La verità degli specializzandi è un po’ diversa e disegna uno scenario preoccupante. “Come ha poi confermato l’unità operativa di Medicina Preventiva, tra di noi ci sono stati 36 casi di positività. Per 16 di loro c’è la certezza che il contagio sia avvenuto in ospedale e per almeno quattro di loro per contatto diretto con pazienti Covid. La direzione sanitaria si è impegnata a fornirci un quadro dettagliato, caso per caso”. La diatriba non riguarda solo questioni di principio, ma anche concrete. Infatti gli specializzandi sono stati rassicurati che per tutti i contagiati l’azienda ha presentato all’Inail denuncia di infortunio sul lavoro.

Lo scenario delle criticità è però più ampio. “Al fatto di comperarci le divise, ovvero le tutine che indossiamo al lavoro, siamo ormai abituati. Però ce le dobbiamo portare a casa e lavarcele anche con il coronavirus”. L’elenco continua. “A parte la mancanza di armadietti personali, non abbiamo nemmeno gli spogliatoi dove cambiarci quando andiamo in ospedale. Qualcuno è costretto a farlo in corridoio, magari davanti ai pazienti o ai tecnici di laboratorio”.
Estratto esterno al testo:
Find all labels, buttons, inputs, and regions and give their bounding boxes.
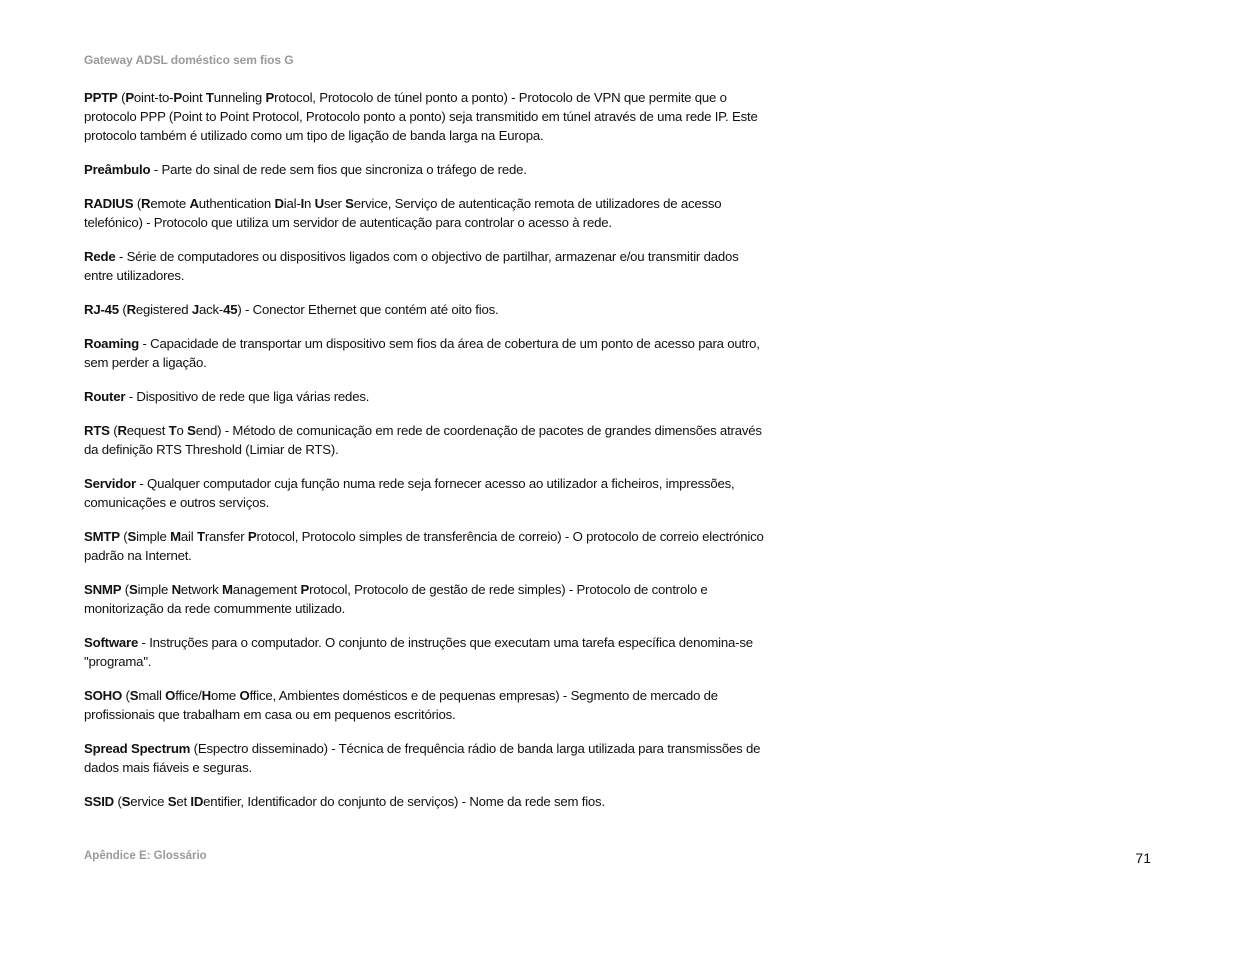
glossary-entry xyxy=(84,527,764,565)
glossary-text: imple xyxy=(137,582,172,597)
glossary-text: imple xyxy=(136,529,171,544)
glossary-term-bold: U xyxy=(314,196,324,211)
glossary-text: - Parte do sinal de rede sem fios que sincroniza o tráfego de rede. xyxy=(150,162,527,177)
glossary-entry xyxy=(84,247,764,285)
glossary-term-bold: SNMP xyxy=(84,582,122,597)
glossary-term-bold: Roaming xyxy=(84,336,140,351)
glossary-term-bold: Software xyxy=(84,635,139,650)
glossary-term-bold: R xyxy=(126,302,136,317)
glossary-entry xyxy=(84,300,764,319)
glossary-term-bold: P xyxy=(247,529,257,544)
glossary-text: etwork xyxy=(180,582,222,597)
glossary-text: ervice, Serviço de autenticação remota de utilizadores de acesso telefónico) - Protocolo que utiliza um servidor de autenticação para controlar o acesso à rede. xyxy=(84,196,722,230)
glossary-term-bold: H xyxy=(201,688,211,703)
glossary-text: rotocol, Protocolo simples de transferência de correio) - O protocolo de correio electrónico padrão na Internet. xyxy=(84,529,764,563)
glossary-text: ome xyxy=(210,688,240,703)
glossary-term-bold: Spread Spectrum xyxy=(84,741,191,756)
glossary-term-bold: Servidor xyxy=(84,476,136,491)
glossary-text: ial- xyxy=(283,196,301,211)
glossary-text: et xyxy=(176,794,191,809)
glossary-text: - Série de computadores ou dispositivos ligados com o objectivo de partilhar, armazenar e/ou transmitir dados entre utilizadores. xyxy=(84,249,739,283)
glossary-entry xyxy=(84,580,764,618)
glossary-text: oint-to- xyxy=(133,90,174,105)
glossary-term-bold: RADIUS xyxy=(84,196,134,211)
glossary-term-bold: M xyxy=(170,529,181,544)
glossary-term-bold: J xyxy=(191,302,199,317)
glossary-text: uthentication xyxy=(198,196,275,211)
glossary-term-bold: P xyxy=(300,582,310,597)
glossary-term-bold: Router xyxy=(84,389,126,404)
glossary-text: ( xyxy=(121,582,129,597)
glossary-text: ( xyxy=(109,423,118,438)
glossary-text: ffice, Ambientes domésticos e de pequenas empresas) - Segmento de mercado de profissionais que trabalham em casa ou em pequenos escritórios. xyxy=(84,688,718,722)
glossary-text: ffice/ xyxy=(175,688,202,703)
glossary-term-bold: S xyxy=(187,423,196,438)
glossary-term-bold: S xyxy=(167,794,177,809)
glossary-text: mall xyxy=(138,688,166,703)
glossary-term-bold: S xyxy=(127,529,137,544)
glossary-text: equest xyxy=(126,423,169,438)
glossary-text: ser xyxy=(323,196,346,211)
glossary-term-bold: R xyxy=(141,196,151,211)
glossary-entry xyxy=(84,160,764,179)
glossary-term-bold: SMTP xyxy=(84,529,120,544)
glossary-term-bold: O xyxy=(239,688,250,703)
glossary-entry xyxy=(84,474,764,512)
glossary-text: oint xyxy=(181,90,206,105)
glossary-term-bold: A xyxy=(189,196,199,211)
glossary-text: ransfer xyxy=(204,529,248,544)
glossary-term-bold: R xyxy=(117,423,127,438)
glossary-text: - Dispositivo de rede que liga várias redes. xyxy=(125,389,370,404)
glossary-text: ) - Conector Ethernet que contém até oito fios. xyxy=(237,302,499,317)
glossary-list xyxy=(84,88,764,826)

In questi giorni gli specializzandi hanno deciso di raccogliere le loro proteste. “L’80 per cento ha segnalato il problema della biancheria portata a casa. Alcuni casi eclatanti riguardano l’impossibilità di consumare il pranzo all’interno dell’ospedale, il che costringe ad uscire in strada o nel parcheggio per sedersi su una panchina o sul marciapiede”. Non essendo dipendenti ospedalieri, ma dell’università, con borse di specializzazione, non godono dell’automatismo di fruire della mensa dell’ospedale. “Potremo anche accedere, a un costo di 4-5 volte superiore, ma nessuno lo fa perché dobbiamo recarci in centro a Padova, in un ufficio che distribuisce i buoni a pagamento, ma ha orari incompatibili con la presenza in ospedale”. Forse basterebbe un po’ di buona organizzazione.

“Non si creda che le nostre siano rivendicazioni sindacali. A uno specializzando vengono richieste anche 25 ore consecutive di guardia o di reperibilità. Ci sono turni fino a 36 ore, con il riposo notturno non garantito”. Il che comporta gravi responsabilità anche nei confronti dei pazienti. “Uno dei problemi più sentiti – conclude il dottor Frascati – è il rischio medico legale. Uno specializzando non è uno specialista, ma anche se è al primo anno rimane da solo in ospedale è viene chiamato dal Pronto Soccorso per consulenze specialistiche urgenti. Si possono capire i risvolti umani, professionali e medico-legali che ciò comporta, soprattutto quando è diffusissima la copertura da parte nostra di interi reparti e servizi”.